Adam & Keira Smallcombe
“We’re just checking you out…” is one of the most common phrases church planters hear when starting a church.
I remember when we had just started holding *real* services in our church. This is after the pre-launch phase and team meetings. Now spectators, and even critics, were coming to church.
Each Sunday we were so excited, anticipating the new guests that would walk through the door and finally see if our marketing efforts and dollars had actually worked. Every week Keira and I would stand in the lobby greeting people as they came to church. And for some reason, when talking to guests, I began to hear a pattern emerge in conversations.
Every time I would welcome someone new, they would make a statement like, “We’re just checking you out.” As if to make sure I understood that they were going judge everything about the service – my preaching, the sound levels and everything else – before they would commit to joining. I can remember the nervous pressure that put on me as a pastor, to make church as comfortable and attractive to them as possible.
Now, not only did these comments come with pressure to do things right, there was also pressure from some new guests to not do certain things at all.
Like one time I was greeting a gentleman who I hadn’t met before. He was a big guy and as he walked into the lobby I reached out my hand and said my usual welcome greeting, to which he responded… “This isn’t one of those ‘tongue’ speaking churches is it?” A little startled, I replied… “Well, umm, maybe, sort of, yes?” He then rolled his eyes, grunted under his breath and without shaking my hand (that was still stretched out) just walked straight into service.
I began to notice that all the people who I wanted to like the church were also the ones that didn’t stay very long or caused nothing but frustration while they were there.
So one time, as I was greeting a family that had just stepped into our church for the first time and said that annoying sentence, “We’re just checking things out…” I, maybe out of frustration, replied with… “Oh good, because we’re just checking you out also.”
They looked immediately shocked at my response. I continued… “Because we’re a passionate church, with wild faith and a big vision, and this church isn’t for the faint hearted.” The husband looked at his wife and then looked back at me and said, “I think we’re going to like it here.”
That was the moment we began to build a church we actually liked.
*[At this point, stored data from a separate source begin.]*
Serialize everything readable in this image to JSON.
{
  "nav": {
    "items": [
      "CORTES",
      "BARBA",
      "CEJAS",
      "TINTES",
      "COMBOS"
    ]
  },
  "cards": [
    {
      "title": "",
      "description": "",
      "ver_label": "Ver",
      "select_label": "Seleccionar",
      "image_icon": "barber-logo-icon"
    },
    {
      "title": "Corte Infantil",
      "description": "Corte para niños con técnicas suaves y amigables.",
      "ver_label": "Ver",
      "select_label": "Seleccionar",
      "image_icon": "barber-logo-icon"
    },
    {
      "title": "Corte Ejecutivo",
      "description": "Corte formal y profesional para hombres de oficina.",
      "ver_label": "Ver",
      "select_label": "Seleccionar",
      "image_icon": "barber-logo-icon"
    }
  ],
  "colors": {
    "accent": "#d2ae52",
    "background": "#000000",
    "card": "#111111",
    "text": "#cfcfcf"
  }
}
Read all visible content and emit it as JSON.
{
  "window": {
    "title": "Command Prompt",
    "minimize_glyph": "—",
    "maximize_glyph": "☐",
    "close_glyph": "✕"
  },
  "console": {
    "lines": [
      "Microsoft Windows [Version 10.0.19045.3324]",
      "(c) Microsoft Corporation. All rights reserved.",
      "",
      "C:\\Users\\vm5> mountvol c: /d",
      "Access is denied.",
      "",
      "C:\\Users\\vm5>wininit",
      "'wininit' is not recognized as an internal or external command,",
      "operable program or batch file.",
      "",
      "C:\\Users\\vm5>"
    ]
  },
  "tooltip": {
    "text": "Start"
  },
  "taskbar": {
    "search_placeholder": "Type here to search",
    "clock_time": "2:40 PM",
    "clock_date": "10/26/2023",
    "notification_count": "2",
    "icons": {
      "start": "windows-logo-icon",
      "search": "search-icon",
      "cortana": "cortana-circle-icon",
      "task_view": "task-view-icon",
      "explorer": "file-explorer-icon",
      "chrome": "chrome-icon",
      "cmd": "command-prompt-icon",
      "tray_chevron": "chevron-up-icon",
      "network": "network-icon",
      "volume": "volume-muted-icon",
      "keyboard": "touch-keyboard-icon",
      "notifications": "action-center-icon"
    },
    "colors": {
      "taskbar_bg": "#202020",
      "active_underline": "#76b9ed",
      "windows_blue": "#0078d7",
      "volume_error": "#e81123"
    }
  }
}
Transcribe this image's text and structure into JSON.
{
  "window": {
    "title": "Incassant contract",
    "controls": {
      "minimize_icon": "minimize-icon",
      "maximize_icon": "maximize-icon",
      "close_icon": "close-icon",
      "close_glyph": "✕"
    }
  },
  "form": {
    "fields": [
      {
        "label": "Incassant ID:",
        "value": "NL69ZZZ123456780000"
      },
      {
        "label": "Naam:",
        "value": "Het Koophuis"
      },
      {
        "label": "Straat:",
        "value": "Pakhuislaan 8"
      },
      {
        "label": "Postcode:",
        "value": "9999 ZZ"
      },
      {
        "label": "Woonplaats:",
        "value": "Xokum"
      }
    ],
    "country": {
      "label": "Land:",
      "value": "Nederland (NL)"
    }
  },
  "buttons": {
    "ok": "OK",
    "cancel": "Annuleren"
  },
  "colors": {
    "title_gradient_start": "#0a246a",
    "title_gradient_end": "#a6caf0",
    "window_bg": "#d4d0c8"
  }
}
You see, so many church planters feel the pressure to perform for people and make church nice and neat so that people will stay. This will cause you to play things safe and may even prevent you from moving in the Spirit, for fear of things getting messy.
It will also create a church that you don’t even like going to. What a tragedy, to build a church of 1000 people and not like any of them.
Now I’m not suggesting we shouldn’t be diligent with following up new guests and being smooth with our transitions… but if you begin to forego values in order to keep people, then you are in a dangerous zone. You urgently need to get the leverage back.
The Bible says that the church is the bride of Christ. We aren’t some ‘thirsty’ girl.
We are not desperate for a date and willing to negotiate on our values so that people will like us. No, we hold to our convictions and create an atmosphere that is a privilege to be a part of. Everyone is welcome, of course, but at the same time we clearly know who we are and who God has called us as a community to be. This is how you gain the leverage and create an atmosphere where new guests are intrigued by the service, rather than critical of it. In fact – let me give you three simple ways to do this.
- Define your distinctives.
Most churches similar to yours will believe in the core elements of Christianity, faith and the Presence of God, but what is it that makes you distinctively you? Is it your passion, your discipleship, your responsive culture or your lean toward social justice? These distinctive’s are what set you apart and define the flavor and feel of your church.
- Set your standards.
Simply put… what you allow and don’t allow. For example, is barefoot worship leading cool with you? Can people freely spirit dance with streamers in the aisles? Are random exaltations from shofars appropriate? If not, these things have to be addressed immediately, with the only reason being that it isn’t the way you do things.
- Create a strong culture.
Is your culture stronger than the culture people will bring with them? Most people coming to your church plant in the early days will be Christians coming from another church setting. They will bring with them a strong idea on how church should be done (even though they left that church). You will find that a fledgling church is more susceptible to strong opinions, so these voices can hijack your culture fast. Be steadfast in your convictions and repeat, repeat, repeat your culture at any and every chance you get.
Trust me when I say that you will still build a large church, now it will just be one that you like going to.